Cancer and Blood Disorders
When you come to the clinic for your visit, you will meet a team of doctors and nurses that will take care of your child in the clinic setting. You might also see other team members that you have met before such as Child Life, Social Work and perhaps the school teacher or our Nutritionist. A typical clinic visit may include the following:
Vital signs, including obtaining your child’s height and weight: Our Medical Assistants will perform these tasks, as well as ask you or your child some questions about their health. Questions include information about pain, fever, or a trip to the Emergency Room since your last clinic visit. This will help us provide the best care we can for your child.
Blood tests: Most children require blood to be drawn at every clinic visit. On some visits, your team may have to have these results back before proceeding with your treatment. This may take 30 minutes to an hour to get these results.
Medication Review: When your child is first diagnosed with cancer or a blood disorder, you will be given a medication bag so that you may bring your medications with you to clinic every visit. This is very important so that members of your child’s care team can review ALL medications and their dosages with you.
Visit by Team Members: In clinic you will see one or more of the following: Your primary clinic nurse, Nurse Practitioner, Medical Student, Physician’s Assistant, Fellow and an Attending. They will discuss with you the plan for the visit. A typical visit may include a physical exam, IV therapy and sometimes a procedure with anesthesia. On occasion your child may require a blood transfusion if their hemoglobin or platelets are very low.
Check Out: At the end of your child’s clinic visit, you will be given a pink “Return Appointment” slip that will tell you exactly when you need to return to clinic. You must stop by the front desk to make this appointment and check out.

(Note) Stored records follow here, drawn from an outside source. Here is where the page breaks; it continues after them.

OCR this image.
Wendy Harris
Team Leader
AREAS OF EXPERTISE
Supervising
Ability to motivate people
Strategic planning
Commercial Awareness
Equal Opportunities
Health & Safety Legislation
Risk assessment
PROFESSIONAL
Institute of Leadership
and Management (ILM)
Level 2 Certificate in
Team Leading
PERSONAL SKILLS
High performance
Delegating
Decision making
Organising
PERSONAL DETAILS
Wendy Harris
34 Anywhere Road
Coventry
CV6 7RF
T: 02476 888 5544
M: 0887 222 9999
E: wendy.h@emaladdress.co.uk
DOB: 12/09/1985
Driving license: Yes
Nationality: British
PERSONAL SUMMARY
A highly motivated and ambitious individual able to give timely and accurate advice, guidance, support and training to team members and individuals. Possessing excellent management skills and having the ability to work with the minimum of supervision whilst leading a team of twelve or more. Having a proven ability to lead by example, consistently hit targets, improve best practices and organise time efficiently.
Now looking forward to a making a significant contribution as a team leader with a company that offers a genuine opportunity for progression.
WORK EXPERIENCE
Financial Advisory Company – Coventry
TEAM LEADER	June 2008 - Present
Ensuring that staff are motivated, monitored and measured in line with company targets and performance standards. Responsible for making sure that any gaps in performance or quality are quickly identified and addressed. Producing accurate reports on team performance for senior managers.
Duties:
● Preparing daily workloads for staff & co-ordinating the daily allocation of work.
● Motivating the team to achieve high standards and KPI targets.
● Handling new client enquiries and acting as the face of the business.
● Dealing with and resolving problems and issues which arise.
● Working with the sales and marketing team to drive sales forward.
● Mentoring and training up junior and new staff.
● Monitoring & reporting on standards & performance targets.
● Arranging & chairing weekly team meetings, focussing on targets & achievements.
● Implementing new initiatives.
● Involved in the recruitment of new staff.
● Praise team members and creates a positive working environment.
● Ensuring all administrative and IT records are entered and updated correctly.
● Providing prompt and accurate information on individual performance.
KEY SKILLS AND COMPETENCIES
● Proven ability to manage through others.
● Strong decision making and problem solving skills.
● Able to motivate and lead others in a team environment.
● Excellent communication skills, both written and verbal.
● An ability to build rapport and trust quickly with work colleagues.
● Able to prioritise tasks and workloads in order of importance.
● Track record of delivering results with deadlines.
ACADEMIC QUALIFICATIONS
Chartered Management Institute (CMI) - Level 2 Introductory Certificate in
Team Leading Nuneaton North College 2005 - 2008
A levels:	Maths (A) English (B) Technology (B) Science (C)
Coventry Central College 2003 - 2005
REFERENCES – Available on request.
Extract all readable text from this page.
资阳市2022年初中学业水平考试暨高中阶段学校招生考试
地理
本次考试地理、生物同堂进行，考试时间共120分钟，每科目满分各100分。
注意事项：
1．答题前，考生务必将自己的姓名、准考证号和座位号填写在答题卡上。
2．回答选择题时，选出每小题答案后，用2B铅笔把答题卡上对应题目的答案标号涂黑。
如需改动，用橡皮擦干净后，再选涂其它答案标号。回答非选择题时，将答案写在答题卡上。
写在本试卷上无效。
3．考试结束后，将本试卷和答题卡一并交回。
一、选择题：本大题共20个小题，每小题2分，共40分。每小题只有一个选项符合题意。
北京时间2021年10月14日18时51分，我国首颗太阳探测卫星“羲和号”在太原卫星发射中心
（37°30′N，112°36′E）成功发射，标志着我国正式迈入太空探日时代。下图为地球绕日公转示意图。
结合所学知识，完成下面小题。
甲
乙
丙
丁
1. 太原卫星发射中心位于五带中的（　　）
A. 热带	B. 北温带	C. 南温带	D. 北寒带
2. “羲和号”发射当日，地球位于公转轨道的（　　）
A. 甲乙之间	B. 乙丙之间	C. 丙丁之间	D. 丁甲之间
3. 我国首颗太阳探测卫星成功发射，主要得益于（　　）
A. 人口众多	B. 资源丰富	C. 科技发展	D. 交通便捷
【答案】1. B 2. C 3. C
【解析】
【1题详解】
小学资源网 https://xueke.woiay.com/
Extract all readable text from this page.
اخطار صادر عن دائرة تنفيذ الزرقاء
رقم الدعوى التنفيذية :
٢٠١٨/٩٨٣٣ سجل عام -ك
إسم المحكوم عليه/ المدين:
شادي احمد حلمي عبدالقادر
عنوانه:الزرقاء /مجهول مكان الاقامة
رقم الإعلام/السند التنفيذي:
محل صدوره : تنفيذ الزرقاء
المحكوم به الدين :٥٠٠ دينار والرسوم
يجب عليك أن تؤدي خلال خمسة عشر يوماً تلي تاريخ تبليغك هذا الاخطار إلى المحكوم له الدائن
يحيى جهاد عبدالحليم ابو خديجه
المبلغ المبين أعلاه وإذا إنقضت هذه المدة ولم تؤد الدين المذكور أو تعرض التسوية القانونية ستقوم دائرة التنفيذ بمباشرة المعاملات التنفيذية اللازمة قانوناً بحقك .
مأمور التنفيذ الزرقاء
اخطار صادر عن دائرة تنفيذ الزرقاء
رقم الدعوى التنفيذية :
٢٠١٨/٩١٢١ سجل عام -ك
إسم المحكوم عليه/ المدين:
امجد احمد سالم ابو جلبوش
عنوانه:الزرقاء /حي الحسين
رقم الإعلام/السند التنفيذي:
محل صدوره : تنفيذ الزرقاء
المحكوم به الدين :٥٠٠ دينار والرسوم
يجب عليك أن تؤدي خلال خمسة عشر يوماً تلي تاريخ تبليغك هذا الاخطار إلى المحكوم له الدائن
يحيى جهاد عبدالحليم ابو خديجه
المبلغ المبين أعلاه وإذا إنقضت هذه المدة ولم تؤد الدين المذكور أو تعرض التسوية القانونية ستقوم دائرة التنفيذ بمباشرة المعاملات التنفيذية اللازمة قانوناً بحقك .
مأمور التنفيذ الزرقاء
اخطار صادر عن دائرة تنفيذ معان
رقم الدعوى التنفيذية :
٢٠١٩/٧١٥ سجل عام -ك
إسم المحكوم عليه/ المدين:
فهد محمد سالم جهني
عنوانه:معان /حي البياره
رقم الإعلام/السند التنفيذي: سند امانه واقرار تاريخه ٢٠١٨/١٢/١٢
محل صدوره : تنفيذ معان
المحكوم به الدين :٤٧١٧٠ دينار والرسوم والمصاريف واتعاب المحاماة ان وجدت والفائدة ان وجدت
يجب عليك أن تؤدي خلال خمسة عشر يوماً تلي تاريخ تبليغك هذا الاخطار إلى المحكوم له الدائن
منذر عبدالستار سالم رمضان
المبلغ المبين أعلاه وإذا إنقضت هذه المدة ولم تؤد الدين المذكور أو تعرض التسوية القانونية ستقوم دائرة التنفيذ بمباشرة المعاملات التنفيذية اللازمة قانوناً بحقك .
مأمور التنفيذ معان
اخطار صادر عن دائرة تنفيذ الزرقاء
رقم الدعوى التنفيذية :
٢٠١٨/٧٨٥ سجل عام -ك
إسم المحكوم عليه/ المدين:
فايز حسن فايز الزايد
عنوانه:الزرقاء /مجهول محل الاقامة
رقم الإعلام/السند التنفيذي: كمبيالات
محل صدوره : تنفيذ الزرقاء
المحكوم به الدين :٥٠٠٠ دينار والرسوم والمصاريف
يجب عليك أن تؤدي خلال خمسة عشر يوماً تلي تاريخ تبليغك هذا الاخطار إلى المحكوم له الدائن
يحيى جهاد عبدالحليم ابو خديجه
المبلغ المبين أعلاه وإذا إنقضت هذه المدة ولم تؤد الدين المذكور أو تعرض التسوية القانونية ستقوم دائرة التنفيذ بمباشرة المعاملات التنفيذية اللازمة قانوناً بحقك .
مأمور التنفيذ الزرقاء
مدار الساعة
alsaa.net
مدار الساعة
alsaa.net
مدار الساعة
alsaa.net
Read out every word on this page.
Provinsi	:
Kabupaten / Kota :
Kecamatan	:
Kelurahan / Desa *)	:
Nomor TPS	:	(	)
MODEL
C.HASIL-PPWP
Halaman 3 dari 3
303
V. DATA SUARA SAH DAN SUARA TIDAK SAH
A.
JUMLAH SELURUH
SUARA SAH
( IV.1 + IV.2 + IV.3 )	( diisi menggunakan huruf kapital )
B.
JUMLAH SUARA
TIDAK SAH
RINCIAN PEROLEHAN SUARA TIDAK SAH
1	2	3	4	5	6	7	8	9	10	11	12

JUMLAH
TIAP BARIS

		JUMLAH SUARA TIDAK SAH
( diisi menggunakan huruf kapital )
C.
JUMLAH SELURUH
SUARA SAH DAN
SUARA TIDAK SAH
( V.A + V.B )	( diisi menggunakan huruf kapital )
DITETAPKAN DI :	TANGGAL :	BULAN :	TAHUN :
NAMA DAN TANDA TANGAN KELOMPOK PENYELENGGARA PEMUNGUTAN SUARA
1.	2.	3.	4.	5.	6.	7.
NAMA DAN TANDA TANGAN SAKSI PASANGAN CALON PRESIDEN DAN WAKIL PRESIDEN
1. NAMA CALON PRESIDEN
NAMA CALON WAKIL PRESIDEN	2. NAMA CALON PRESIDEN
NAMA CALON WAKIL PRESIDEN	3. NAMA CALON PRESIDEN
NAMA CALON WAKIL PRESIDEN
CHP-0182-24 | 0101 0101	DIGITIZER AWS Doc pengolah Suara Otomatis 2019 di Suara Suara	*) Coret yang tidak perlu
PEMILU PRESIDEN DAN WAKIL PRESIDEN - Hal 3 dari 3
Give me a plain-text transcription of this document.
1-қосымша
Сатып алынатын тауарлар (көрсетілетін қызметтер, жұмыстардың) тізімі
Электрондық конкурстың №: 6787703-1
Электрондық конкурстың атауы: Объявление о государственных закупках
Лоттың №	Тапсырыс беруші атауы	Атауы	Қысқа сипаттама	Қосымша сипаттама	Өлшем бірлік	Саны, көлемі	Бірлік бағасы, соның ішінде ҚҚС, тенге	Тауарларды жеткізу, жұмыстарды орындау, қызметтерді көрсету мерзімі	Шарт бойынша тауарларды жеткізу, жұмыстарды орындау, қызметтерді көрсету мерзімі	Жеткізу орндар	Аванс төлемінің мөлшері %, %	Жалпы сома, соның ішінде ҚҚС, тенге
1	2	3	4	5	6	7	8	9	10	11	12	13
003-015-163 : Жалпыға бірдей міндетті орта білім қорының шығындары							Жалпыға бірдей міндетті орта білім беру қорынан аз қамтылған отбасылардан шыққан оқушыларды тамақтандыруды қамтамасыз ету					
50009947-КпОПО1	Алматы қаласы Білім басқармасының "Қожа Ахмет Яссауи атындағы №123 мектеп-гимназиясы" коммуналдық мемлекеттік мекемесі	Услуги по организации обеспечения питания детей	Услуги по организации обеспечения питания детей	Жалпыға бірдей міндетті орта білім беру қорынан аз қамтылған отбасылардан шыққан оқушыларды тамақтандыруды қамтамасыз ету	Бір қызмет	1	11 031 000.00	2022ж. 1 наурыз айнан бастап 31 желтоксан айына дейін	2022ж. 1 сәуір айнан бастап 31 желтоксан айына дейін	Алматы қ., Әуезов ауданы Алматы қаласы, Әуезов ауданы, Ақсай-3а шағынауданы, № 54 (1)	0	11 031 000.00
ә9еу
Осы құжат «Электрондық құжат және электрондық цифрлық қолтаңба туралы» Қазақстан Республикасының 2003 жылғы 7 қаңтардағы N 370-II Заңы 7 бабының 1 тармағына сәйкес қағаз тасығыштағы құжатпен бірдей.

Miscellaneous: Our clinic has a triage nurse that can help answer questions during normal business hours. Additionally, if your child runs a fever during normal clinic hours, this is the nurse that you will speak with and will help your child to be seen in clinic or the Emergency Room.
When you stay overnight in the hospital at Children’s Medical Center, you will meet a very large team of people who are working hard to help you and your child. Children’s is nationally recognized for its excellence as a teaching hospital and your care team may include medical students, pediatric residents and pediatric fellows. Each team member has an important role to play, but as a parent it can sometimes be confusing as to who does what. It is always okay to ask anyone who enters your child’s room the following questions: “What is your name?” “What is your job?” and “What is your role in the care of my child?”
While every day in the hospital is different from every other, a typical day may include the following:
Vital signs: depending on the severity of your child’s illness, vital signs may be taken on multiple occasions during the day and the night. This is important to keep your child safe.
Blood tests: some children require blood to be drawn while they are in the hospital. This usually occurs very early in the morning. Although this can disrupt your sleep, it is important to have these test results available for your physician to review when they arrive between 6 and 8 am.
Visit by the medical team: Early in the morning, usually between 6 and 8 am, you will meet one of several caregivers. These include your nurse for the day and a pediatric resident or nurse practitioner or a physician’s assistant. Some days you may also meet a medical student. They will discuss with you the events which occurred overnight and any new symptoms which may have arisen. They will review your child’s vital signs, laboratory results and examine your child. They will then present these findings to the rest of your care team, including your Attending Physician, and a plan of care will be made for the day. While these visits occur early in the morning, they are extremely important to developing your plan of care for the day, and for acting upon any new or potentially serious problems which have developed.
Rounds with the Attending physician take place later in the morning or in the early afternoon. He or she may be accompanied by other members of the team as well. He or she will also examine your child and discuss the plan of care for the day. This process is called “Rounds.” It is helpful to write down any questions you may have before rounds to help you remember what to ask. Although the attending physician usually does not visit the patient room multiple times during the day, if your child has any concerning symptoms such as nausea or pain, or if you have any additional questions, please ask the nurse to contact your physician.
Depending on your child’s needs, he or she may also been seen by a physical therapist, respiratory therapist, occupational therapist, or even a massage therapist. You may also work with members of our family support services including Child Life, School Services, Social Work, Nutrition and Pastoral Care.